Haiti and Sam Sharpe: The Self-Emancipation of Africans on the Plantation


This Holiday season marks the anniversary of two significant events in Caribbean and African Diaspora history; the revolt of Sam Sharpe in Jamaica which began on December 25, 1831 and the independence of Haiti which was declared on January 1, 1804. Why these events are of historical relevance to people of African descent is that they represent the struggle for freedom on the part of enslaved Africans. Very often the historical narratives of slavery that are presented neglect the African role in liberating themselves from the chains of slavery.

This is a topic that is of personal interest for me since my experience of learning about slavery in high school gave me the impression that, with the exception of a few instances of resistance against slavery, Africans only achieved their freedom due to the good will of white people. I was given the story of Abraham Lincoln the great Emancipation, knowing relatively little of the roles that former slaves such as Frederick Douglas and Harriet Tubman played in the abolition of slavery in the United States and Martin Delany, who is often dubbed the Father of Black Nationalism, was never mentioned at all in class. The discussion on the abolition of slavery in the Caribbean was even shallower. This merely consisted of watching a biopic on William Wilberforce and of course there was nothing said in class about the role that the abolitionist Olaudah Equiano played in abolishing slavery in the British West Indies.

The Guyanese writer and political activist Eusi Kwayana once explained, "There is no emancipation that is not self-emancipation." The Africans that were enslaved on the plantations of the Americas understood this well. They rose up and fought for their own emancipation. The Haitian Revolution, which began on 1794, resulted in the liberation of the Haitian people from their French slavers. Afterwards Haiti became a symbol of freedom in the eyes of many enslaved African people throughout the Americas. Julien Fedon, a mixed race man who led a revolt against slavery of his own in Grenada, is said to have stated that his goal was to make Grenada into a black republic like Haiti. Denmark Vesey, who organized a failed plot in South Carolina, was also inspired by the revolt in Haiti.
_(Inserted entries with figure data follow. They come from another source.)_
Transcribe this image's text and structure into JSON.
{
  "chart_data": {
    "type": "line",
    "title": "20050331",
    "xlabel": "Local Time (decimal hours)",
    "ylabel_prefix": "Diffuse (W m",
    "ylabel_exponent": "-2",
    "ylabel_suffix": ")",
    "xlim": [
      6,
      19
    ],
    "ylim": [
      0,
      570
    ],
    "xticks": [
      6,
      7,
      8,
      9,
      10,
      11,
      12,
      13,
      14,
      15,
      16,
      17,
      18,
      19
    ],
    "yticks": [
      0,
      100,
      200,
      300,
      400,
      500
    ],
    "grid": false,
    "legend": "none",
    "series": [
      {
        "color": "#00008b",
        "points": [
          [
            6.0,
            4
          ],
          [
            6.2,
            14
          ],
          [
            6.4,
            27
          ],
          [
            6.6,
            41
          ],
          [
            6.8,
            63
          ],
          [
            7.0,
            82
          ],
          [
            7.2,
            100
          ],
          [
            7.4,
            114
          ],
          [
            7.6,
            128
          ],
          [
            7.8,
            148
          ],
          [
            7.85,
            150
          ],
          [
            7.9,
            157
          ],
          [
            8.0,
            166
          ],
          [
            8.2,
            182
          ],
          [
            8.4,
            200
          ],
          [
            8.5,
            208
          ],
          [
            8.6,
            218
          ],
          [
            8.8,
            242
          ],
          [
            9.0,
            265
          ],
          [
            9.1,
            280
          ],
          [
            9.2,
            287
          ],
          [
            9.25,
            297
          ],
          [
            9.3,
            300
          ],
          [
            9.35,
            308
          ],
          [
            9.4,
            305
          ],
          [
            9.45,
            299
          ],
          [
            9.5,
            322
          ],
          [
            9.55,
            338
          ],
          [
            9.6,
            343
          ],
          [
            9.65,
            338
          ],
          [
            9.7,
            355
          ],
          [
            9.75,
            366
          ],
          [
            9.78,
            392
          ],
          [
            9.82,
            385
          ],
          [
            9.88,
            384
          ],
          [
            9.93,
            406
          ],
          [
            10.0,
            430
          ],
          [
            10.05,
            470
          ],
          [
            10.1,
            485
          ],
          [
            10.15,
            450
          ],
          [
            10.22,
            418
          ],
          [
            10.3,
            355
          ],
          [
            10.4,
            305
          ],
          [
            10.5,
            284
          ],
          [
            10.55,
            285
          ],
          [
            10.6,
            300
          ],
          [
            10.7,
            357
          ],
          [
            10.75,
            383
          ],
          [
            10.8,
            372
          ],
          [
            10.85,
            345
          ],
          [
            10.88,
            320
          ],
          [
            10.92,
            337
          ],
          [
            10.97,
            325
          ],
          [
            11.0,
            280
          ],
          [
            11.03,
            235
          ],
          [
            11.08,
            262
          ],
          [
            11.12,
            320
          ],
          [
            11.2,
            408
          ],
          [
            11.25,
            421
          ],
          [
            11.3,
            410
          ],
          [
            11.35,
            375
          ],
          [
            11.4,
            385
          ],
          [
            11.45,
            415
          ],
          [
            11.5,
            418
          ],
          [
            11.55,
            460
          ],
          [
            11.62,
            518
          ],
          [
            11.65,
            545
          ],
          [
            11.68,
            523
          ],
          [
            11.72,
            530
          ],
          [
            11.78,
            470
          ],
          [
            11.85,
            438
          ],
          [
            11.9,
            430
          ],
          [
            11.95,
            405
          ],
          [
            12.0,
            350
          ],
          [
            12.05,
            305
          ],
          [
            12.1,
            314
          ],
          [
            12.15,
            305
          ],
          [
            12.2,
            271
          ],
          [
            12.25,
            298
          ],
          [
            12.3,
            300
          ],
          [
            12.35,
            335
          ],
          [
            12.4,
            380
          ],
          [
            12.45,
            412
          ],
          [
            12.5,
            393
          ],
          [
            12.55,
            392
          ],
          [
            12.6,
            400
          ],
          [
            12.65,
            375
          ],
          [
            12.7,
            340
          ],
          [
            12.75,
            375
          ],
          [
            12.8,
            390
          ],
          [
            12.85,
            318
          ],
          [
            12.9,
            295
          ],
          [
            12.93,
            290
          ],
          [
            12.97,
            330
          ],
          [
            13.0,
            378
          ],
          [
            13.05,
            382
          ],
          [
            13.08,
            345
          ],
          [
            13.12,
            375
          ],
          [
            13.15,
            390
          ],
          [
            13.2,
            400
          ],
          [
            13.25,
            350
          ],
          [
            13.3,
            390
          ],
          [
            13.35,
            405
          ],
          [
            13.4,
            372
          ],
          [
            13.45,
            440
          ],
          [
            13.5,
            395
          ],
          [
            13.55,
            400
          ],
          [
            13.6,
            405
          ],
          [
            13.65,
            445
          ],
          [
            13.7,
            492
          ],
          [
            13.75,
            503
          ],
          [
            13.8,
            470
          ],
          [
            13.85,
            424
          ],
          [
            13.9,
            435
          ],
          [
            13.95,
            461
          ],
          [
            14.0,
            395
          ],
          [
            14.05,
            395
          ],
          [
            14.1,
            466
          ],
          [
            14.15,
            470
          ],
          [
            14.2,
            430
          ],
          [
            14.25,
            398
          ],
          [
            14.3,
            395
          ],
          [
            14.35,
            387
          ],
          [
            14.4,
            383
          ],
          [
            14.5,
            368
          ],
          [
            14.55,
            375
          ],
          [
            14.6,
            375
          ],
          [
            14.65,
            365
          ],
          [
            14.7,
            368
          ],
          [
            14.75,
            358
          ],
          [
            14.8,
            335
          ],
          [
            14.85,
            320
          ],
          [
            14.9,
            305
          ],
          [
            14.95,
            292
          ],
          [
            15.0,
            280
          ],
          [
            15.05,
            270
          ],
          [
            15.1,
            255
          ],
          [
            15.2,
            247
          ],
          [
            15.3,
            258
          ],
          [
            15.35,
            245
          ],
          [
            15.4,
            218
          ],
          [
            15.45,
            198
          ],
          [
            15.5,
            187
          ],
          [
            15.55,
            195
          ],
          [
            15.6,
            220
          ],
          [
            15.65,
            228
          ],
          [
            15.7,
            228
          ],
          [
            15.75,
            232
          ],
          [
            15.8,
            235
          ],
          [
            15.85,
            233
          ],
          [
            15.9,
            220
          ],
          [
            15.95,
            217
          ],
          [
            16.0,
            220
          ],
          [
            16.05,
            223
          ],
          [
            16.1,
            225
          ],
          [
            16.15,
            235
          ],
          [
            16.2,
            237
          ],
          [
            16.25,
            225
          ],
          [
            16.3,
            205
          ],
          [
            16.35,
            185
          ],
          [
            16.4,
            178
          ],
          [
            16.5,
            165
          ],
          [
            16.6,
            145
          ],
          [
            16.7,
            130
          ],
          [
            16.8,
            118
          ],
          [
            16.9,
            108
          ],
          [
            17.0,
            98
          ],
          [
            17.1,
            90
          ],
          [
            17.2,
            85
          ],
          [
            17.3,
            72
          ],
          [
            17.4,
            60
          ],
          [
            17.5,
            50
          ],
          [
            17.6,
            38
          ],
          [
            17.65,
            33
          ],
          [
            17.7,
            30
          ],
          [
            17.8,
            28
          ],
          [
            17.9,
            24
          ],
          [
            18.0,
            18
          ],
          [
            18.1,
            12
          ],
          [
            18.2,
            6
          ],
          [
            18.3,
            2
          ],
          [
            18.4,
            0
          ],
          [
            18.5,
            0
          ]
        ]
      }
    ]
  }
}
The uprising that was led by Sam Sharpe was not an immediate success. Unlike the Haitian revolt, Sharpe's uprising was meant to be a non-violent one. Sharpe's plan was that the slaves in Jamaica would go on strike. They would refuse to work the plantations until they were given their freedom from slavery and given a wage for their labor. These plans went awry as some of the slaves resorted to violence, which was not Sharpe's original intent. This forced the colonial government to suppress Share's strike using violent force. Despite expressing regret that his revolt resulted in the loss of life, Sharpe was unapologetic about demanding the freedom of his people.

Although the uprising failed and Sharpe was executed, the revolt caused the British to abolish slavery much earlier than they had originally intended to do. Sharpe's revolt was the largest of a series of slave revolts that occurred in the British West Indies throughout the 1800s. This included an 1816 revolt led by Bussa in Barbados, an 1823 revolt in British Guiana led by Jack Gladstone, and an insurrection in 1831 by slaves in Antigua. The Trinidadian historian Eric Williams noted that by 1833 the British government only had two alternatives when it came to slavery in the Caribbean, "emancipation from above, or emancipation from below." Rather than risking a repeat of the Haitian Revolution, the British opted for emancipation from above. Many of the British abolitionists, including Wilberforce, favored a gradual approach to emancipation which the slaves themselves demonstrated little patience for.

People often think of history as past events with little or no relevance to the present day, but one of the ways in which history impacts us is in how we perceive ourselves. For this reason it is important for people of African descent to recognize that the abolition of slavery was not something that our ancestors played a passive role in. Anti-slavery propaganda included the image of a shackled African on one knee pleading. Included in the image is the phrase, "Am I not a man and a brother." This was meant to invoke the image of a suffering and helpless slave, begging for freedom. Sam Sharpe and the leaders of the Haitian Revolution stand as reminders that African people did not beg for freedom. They actively fought for their freedom and they eventually won that freedom.